Por una parte ha sido doloroso ver el cansado paso del presidente sólo consolado por la pequeña mano de su pareja presidencial; bajando las escalinatas mojadas del edificio legislativo y verlo agitar la mano al aire como si se estuviera despidiendo de quién sabe quién o de quién sabe qué porque a su alrededor sólo había cientos de elementos del Estado Mayor Presidencial, de la Policía Federal Preventiva y algunos curiosos empleados de la Cámara.
Por supuesto que causó frustración y tristeza ver cómo se alejaba contrariado, con mucha pena y ni una pizca de gloria; después de todo se trataba del hombre que tantas y tantas esperanzas había generado entre todos el otro día lluvioso y nublado, el dos de julio del año 2000.
Pero también estamos hablando del hombre que gustoso se convirtió en lo que hoy es. En nada.
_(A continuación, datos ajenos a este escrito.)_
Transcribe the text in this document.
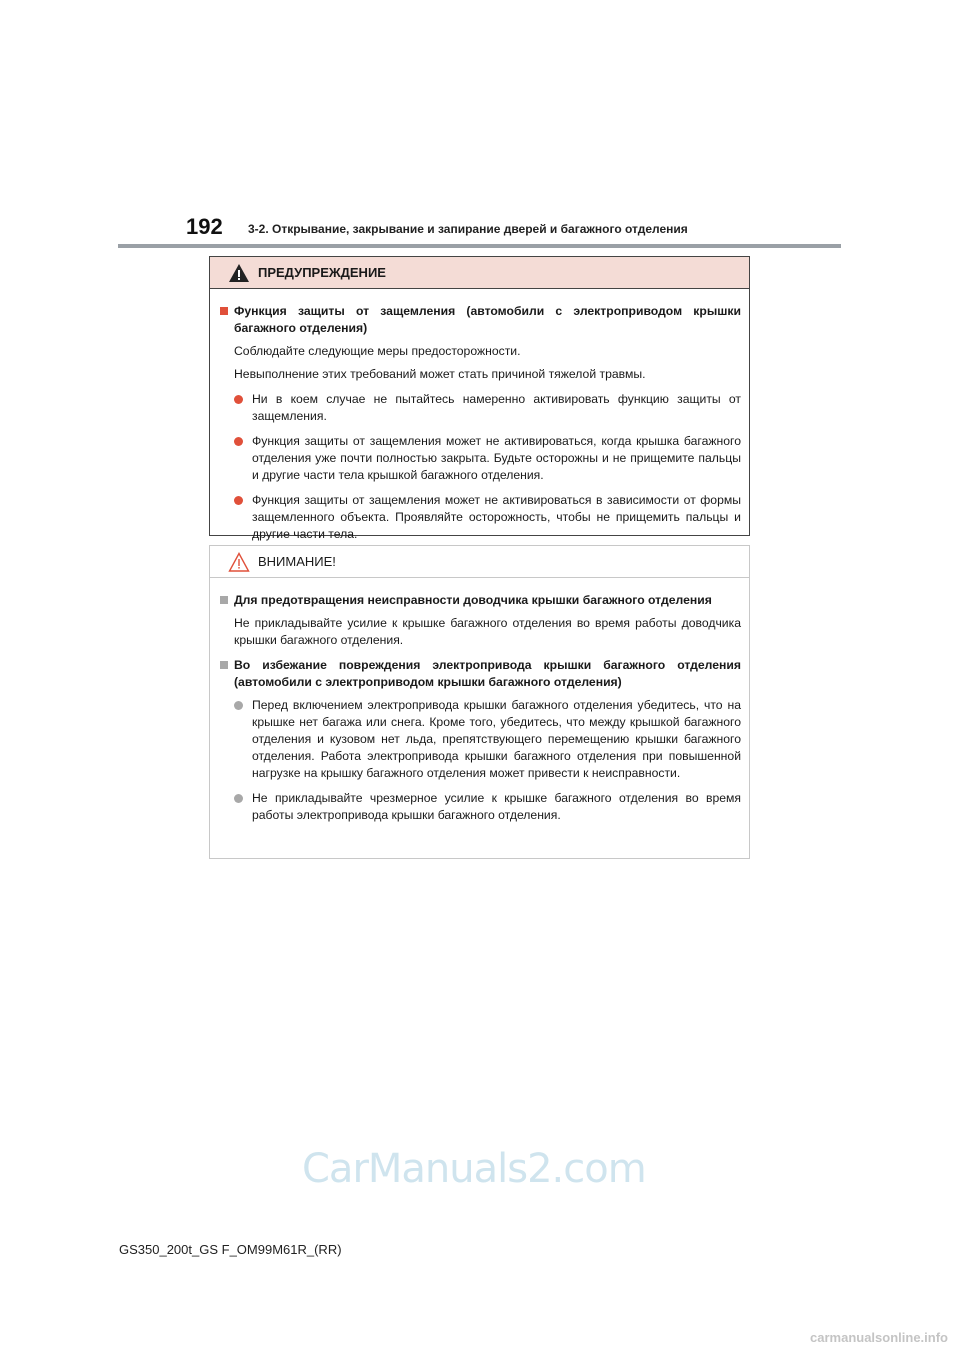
192 3-2. Открывание, закрывание и запирание дверей и багажного отделения
ПРЕДУПРЕЖДЕНИЕ
Функция защиты от защемления (автомобили с электроприводом крышки багажного отделения)
Соблюдайте следующие меры предосторожности.
Невыполнение этих требований может стать причиной тяжелой травмы.
Ни в коем случае не пытайтесь намеренно активировать функцию защиты от защемления.
Функция защиты от защемления может не активироваться, когда крышка багажного отделения уже почти полностью закрыта. Будьте осторожны и не прищемите пальцы и другие части тела крышкой багажного отделения.
Функция защиты от защемления может не активироваться в зависимости от формы защемленного объекта. Проявляйте осторожность, чтобы не прищемить пальцы и другие части тела.
ВНИМАНИЕ!
Для предотвращения неисправности доводчика крышки багажного отделения
Не прикладывайте усилие к крышке багажного отделения во время работы доводчика крышки багажного отделения.
Во избежание повреждения электропривода крышки багажного отделения (автомобили с электроприводом крышки багажного отделения)
Перед включением электропривода крышки багажного отделения убедитесь, что на крышке нет багажа или снега. Кроме того, убедитесь, что между крышкой багажного отделения и кузовом нет льда, препятствующего перемещению крышки багажного отделения. Работа электропривода крышки багажного отделения при повышенной нагрузке на крышку багажного отделения может привести к неисправности.
Не прикладывайте чрезмерное усилие к крышке багажного отделения во время работы электропривода крышки багажного отделения.
CarManuals2.com
GS350_200t_GS F_OM99M61R_(RR)
carmanualsonline.info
Lo que pasó el viernes sólo es una pequeña probadita de lo que puede pasar cuando se ratifique el “triunfo” de Calderón a quien es casi seguro que tampoco podrá rendir protesta ante el Congreso.
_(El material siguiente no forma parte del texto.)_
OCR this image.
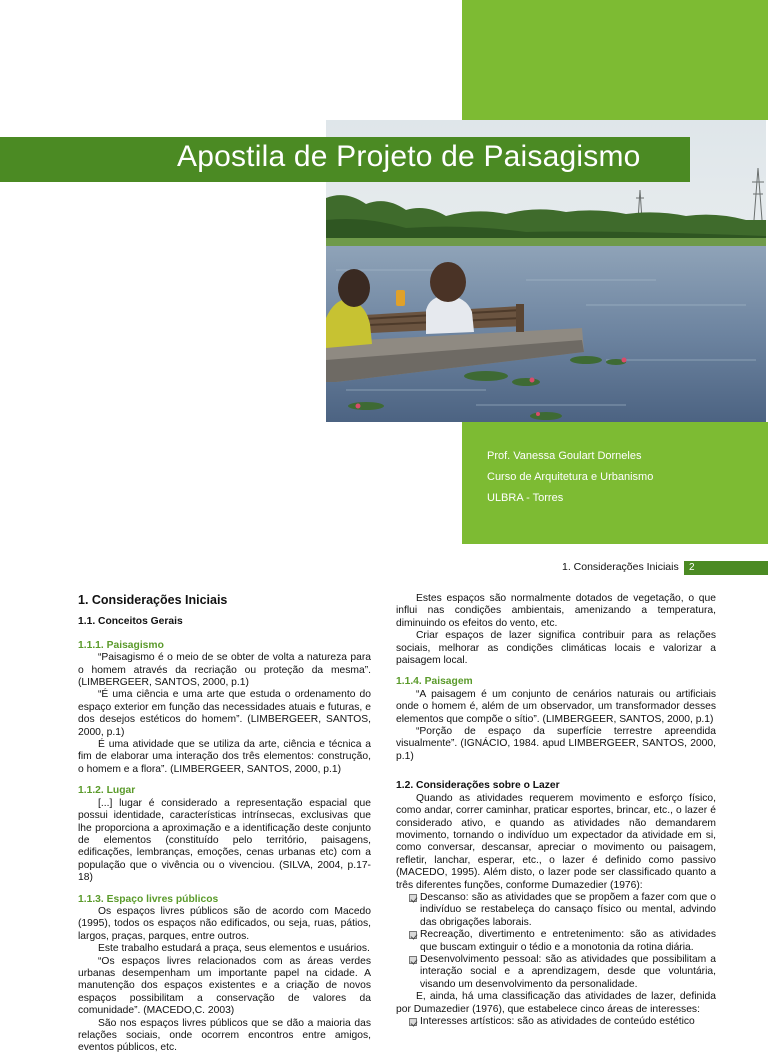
Apostila de Projeto de Paisagismo
Prof. Vanessa Goulart Dorneles
Curso de Arquitetura e Urbanismo
ULBRA - Torres
1. Considerações Iniciais	2
1. Considerações Iniciais
1.1. Conceitos Gerais
1.1.1. Paisagismo
“Paisagismo é o meio de se obter de volta a natureza para o homem através da recriação ou proteção da mesma”. (LIMBERGEER, SANTOS, 2000, p.1)
“É uma ciência e uma arte que estuda o ordenamento do espaço exterior em função das necessidades atuais e futuras, e dos desejos estéticos do homem”. (LIMBERGEER, SANTOS, 2000, p.1)
É uma atividade que se utiliza da arte, ciência e técnica a fim de elaborar uma interação dos três elementos: construção, o homem e a flora”. (LIMBERGEER, SANTOS, 2000, p.1)
1.1.2. Lugar
[...] lugar é considerado a representação espacial que possui identidade, características intrínsecas, exclusivas que lhe proporciona a aproximação e a identificação deste conjunto de elementos (constituído pelo território, paisagens, edificações, lembranças, emoções, cenas urbanas etc) com a população que o vivência ou o vivenciou. (SILVA, 2004, p.17-18)
1.1.3. Espaço livres públicos
Os espaços livres públicos são de acordo com Macedo (1995), todos os espaços não edificados, ou seja, ruas, pátios, largos, praças, parques, entre outros.
Este trabalho estudará a praça, seus elementos e usuários.
“Os espaços livres relacionados com as áreas verdes urbanas desempenham um importante papel na cidade. A manutenção dos espaços existentes e a criação de novos espaços possibilitam a conservação de valores da comunidade”. (MACEDO,C. 2003)
São nos espaços livres públicos que se dão a maioria das relações sociais, onde ocorrem encontros entre amigos, eventos públicos, etc.
Estes espaços são normalmente dotados de vegetação, o que influi nas condições ambientais, amenizando a temperatura, diminuindo os efeitos do vento, etc.
Criar espaços de lazer significa contribuir para as relações sociais, melhorar as condições climáticas locais e valorizar a paisagem local.
1.1.4. Paisagem
“A paisagem é um conjunto de cenários naturais ou artificiais onde o homem é, além de um observador, um transformador desses elementos que compõe o sítio”. (LIMBERGEER, SANTOS, 2000, p.1)
“Porção de espaço da superfície terrestre apreendida visualmente”. (IGNÁCIO, 1984. apud LIMBERGEER, SANTOS, 2000, p.1)
1.2. Considerações sobre o Lazer
Quando as atividades requerem movimento e esforço físico, como andar, correr caminhar, praticar esportes, brincar, etc., o lazer é considerado ativo, e quando as atividades não demandarem movimento, tornando o indivíduo um expectador da atividade em si, como conversar, descansar, apreciar o movimento ou paisagem, refletir, lanchar, esperar, etc., o lazer é definido como passivo (MACEDO, 1995). Além disto, o lazer pode ser classificado quanto a três diferentes funções, conforme Dumazedier (1976):
Descanso: são as atividades que se propõem a fazer com que o indivíduo se restabeleça do cansaço físico ou mental, advindo das obrigações laborais.
Recreação, divertimento e entretenimento: são as atividades que buscam extinguir o tédio e a monotonia da rotina diária.
Desenvolvimento pessoal: são as atividades que possibilitam a interação social e a aprendizagem, desde que voluntária, visando um desenvolvimento da personalidade.
E, ainda, há uma classificação das atividades de lazer, definida por Dumazedier (1976), que estabelece cinco áreas de interesses:
Interesses artísticos: são as atividades de conteúdo estético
Hoy puede ser declarada la validez o la nulidad de las elecciones presidenciales, pero como se están dando las cosas, lo más seguro es que los siete magistrados que integran el Tribunal Electoral del Poder Judicial de la Federación declaren su validez y le levante la mano a Calderón.
Entonces los días más difíciles están por venir; se agudizará la movilización ciudadana que respalda a AMLO pero también los poderes formales con el monopolio de la fuerza pública buscarán, a cualquier precio, que Calderón suba a la tribuna que no pudo subir Fox para convertirse en el nuevo presidente de la República.
Lastimosamente, cualquier escenario que hoy pudiera imaginarse no puede ser alentador.
México no es un pueblo que pueda presumir de la vocación demócrata de sus gobernantes.
En 185 años que tenemos como Nación (a partir de 1821 con la consumación de la insurgencia ficta de Agustín de Iturbide, que no fue más que un acuerdo entre masones criollos e hispanos para desprenderse del gobierno monárquico de Fernando VII que había sido obligado a jurar la constitución liberal conocida como la “Pepa”) muy pocos han sido los que no han sucumbido a la tentación de perpetuarse en el poder.
De la primera República (1824) hasta el último periodo de gobierno interrumpido de Porfirio Díaz (1911), jamás hubo una elección democrática en nuestro País. Ni una sola.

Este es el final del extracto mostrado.